I’ve written before about the ways my father blazed trails as the first Black area manager in the southeast for Anheuser-Busch and how his job paid a handsome salary, but it came at a high price. My mother, siblings, and I only saw our father on the weekends as each week he motored across to a different city to service the company’s clients’ needs.
This left my mom at home alone to raise three kids during the week, in addition to working full-time as an elementary school teacher. But on the weekends, they were a team working for a common goal: raising a family and preparing their kids for a life better than the one they had. (You can read more about my mother here.)
It wasn’t until I was in my late thirties, long after my father died, that I began to understand the racial inequities my parents had to deal with. Not just the daily racism Black people had to deal with, but the internal effects of racism that are subject to today. I’m referring to the soul-crushing weariness that comes from living in an environment rigged to ensure your failure. Think playing a quick game of one-on-one basketball but having one arm tied behind your back.
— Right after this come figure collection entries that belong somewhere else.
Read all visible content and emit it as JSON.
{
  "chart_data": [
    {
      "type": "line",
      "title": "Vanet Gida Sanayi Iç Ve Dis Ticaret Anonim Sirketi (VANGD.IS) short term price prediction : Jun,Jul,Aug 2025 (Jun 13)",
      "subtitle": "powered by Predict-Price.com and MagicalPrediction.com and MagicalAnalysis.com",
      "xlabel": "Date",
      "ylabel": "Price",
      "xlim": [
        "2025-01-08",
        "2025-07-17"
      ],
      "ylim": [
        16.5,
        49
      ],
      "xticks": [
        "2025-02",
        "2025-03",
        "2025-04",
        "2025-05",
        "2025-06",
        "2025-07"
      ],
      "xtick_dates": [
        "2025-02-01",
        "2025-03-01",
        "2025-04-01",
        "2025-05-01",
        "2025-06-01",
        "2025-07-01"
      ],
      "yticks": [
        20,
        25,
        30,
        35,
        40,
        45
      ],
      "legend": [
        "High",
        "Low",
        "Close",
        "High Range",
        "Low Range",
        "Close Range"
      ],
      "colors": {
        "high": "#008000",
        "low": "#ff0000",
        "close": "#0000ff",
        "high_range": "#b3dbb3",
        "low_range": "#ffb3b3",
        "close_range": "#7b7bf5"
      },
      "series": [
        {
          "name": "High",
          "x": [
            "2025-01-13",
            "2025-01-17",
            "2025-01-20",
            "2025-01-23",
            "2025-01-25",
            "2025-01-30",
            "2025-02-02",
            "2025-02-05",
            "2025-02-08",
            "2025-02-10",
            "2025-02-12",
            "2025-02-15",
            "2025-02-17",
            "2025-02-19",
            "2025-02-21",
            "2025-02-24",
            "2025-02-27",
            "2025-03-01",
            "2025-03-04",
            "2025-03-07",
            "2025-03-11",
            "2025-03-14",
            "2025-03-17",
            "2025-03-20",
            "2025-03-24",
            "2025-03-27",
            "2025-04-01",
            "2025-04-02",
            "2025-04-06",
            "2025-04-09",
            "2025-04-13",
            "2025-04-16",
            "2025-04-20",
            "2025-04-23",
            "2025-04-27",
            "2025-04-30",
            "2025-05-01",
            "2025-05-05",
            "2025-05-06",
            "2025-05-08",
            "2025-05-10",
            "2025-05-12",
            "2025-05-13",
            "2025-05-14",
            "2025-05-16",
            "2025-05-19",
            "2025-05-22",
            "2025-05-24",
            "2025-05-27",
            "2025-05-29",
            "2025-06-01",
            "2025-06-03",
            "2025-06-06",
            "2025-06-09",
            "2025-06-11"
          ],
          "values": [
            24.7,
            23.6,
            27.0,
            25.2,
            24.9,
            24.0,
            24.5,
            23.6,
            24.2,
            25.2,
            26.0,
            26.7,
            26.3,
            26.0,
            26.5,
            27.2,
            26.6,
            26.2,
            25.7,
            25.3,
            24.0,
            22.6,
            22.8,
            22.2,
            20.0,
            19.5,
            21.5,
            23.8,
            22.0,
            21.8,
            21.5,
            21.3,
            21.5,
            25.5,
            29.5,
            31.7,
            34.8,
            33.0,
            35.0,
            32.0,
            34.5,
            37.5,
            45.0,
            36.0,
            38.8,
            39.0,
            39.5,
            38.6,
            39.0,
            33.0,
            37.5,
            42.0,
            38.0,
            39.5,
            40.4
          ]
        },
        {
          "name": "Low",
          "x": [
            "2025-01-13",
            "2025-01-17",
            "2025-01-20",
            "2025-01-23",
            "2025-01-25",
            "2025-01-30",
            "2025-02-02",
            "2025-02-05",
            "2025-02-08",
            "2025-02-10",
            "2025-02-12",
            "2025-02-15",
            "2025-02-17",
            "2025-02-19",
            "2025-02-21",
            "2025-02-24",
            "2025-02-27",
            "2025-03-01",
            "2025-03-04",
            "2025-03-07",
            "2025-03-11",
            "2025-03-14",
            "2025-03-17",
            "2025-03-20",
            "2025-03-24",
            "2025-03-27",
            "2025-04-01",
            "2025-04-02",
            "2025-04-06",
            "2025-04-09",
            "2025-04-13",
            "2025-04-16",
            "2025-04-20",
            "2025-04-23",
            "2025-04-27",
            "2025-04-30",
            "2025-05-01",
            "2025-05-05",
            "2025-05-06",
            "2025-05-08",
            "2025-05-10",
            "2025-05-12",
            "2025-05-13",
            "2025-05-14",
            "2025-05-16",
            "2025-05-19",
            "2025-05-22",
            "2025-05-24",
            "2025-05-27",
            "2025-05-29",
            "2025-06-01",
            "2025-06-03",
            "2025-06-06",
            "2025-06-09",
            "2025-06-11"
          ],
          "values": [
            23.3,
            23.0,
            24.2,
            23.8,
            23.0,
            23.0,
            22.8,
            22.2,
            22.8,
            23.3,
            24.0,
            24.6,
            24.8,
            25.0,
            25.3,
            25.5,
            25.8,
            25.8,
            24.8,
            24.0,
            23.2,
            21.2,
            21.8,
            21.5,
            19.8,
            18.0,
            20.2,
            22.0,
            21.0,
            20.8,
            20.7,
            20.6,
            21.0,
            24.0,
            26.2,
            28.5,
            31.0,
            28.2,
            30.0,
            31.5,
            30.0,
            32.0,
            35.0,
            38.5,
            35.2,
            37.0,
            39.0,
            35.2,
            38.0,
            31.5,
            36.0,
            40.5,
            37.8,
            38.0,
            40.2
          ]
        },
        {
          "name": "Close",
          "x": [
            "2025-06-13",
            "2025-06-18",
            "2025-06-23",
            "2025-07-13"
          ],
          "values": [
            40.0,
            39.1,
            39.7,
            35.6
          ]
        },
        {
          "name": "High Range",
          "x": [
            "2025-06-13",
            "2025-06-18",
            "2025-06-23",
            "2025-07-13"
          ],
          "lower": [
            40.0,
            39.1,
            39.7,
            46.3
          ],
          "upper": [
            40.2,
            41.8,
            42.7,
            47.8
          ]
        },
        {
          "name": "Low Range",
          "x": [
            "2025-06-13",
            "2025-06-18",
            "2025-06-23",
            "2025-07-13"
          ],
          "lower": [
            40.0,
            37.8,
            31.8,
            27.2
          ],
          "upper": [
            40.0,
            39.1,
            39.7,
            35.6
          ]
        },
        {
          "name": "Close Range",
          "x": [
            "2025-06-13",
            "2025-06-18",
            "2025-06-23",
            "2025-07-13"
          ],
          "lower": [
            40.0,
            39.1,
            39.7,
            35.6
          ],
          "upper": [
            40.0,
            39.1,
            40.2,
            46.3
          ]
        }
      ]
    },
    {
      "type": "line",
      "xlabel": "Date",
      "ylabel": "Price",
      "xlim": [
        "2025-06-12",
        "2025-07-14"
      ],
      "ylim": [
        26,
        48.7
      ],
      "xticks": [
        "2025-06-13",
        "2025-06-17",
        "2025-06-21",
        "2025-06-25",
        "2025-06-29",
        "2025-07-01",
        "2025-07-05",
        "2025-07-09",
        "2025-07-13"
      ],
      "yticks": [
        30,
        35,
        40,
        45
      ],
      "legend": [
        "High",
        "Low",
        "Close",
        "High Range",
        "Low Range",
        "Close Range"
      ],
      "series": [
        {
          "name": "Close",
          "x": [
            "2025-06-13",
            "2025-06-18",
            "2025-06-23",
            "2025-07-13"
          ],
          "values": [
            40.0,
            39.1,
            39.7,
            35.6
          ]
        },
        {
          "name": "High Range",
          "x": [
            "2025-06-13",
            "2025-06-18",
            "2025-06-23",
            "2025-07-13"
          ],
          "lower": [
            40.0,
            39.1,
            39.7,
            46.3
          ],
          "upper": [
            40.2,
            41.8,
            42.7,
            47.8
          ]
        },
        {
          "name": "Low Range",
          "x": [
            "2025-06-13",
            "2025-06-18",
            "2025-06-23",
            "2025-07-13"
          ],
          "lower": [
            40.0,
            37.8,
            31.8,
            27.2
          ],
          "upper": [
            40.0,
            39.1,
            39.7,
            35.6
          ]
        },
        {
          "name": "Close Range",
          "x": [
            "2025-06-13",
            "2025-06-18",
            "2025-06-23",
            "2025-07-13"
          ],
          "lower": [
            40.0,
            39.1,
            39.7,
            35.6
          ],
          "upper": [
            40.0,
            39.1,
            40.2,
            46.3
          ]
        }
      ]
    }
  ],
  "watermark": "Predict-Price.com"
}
White readers, please quell any cries of “I can’t relate to that.” You can relate to this situation if you take the time to sit through the discomfort of the reality that the Black experience is a human experience. Imagine a world where you are denied equal treatment but are instead regarded with fear and loathing because of your skin color. And to think of yourself as equally deserving of the opportunity to try. Attempting to understand is the starting point.
Let me be clear, my parents didn’t hide the reality of the world they lived in. No, they chose instead to not let it dominate their lives. They and their contemporaries chose to live in community, to love, laugh, cry, enjoy their culture, foster relationships, celebrate milestones, instill pride in their children and their friends’ children, despite the abject racism they were subjected to daily.
Yes, it is beyond exhausting to deal with bad actors who knowingly hold up a system of white supremacy, as well as those who are too busy living their best life at the expense of others to give a damn. But will I take that as a license to lay down in surrender? No. Generations of my people have fought, prayed, persevered, and died so that I might have the opportunities available to me today. We have to press on as our ancestors have to pave the way for those who will come after us.
The longer I live, the better I understand that willful ignorance steals, hatred kills, and fear destroys. These evils are not new, but they can be overcome with knowledge, love, and confidence. The longer I live, I see more clearly the wisdom in choosing hope over dread.
To hope is to anticipate. If you expect a specific outcome, you prepare for it. You do the things to facilitate its arrival. Hoping is not wishing. To wish is to want without preparation. I wish I was going back to Paris, but without saving money, making plans, or researching fares, my wishing is simply idle chatter and brings me no closer to my goal.
Life is hard, children. Between an unrelenting pandemic and subsequent deaths, an uptick in both natural and manmade disasters, increased violence, and political machinations, it’s enough to bring any sane person to their knees. But life without love and hope is death. My desire for you for the new year — regardless of your skin color, gender, religion or lack thereof, sexual orientation, physicality, political party affiliation, or any other difference — is that you choose to live in preparation for and in anticipation of a better tomorrow for the whole of humanity.
Choose hope. Wear your mask. Love one another.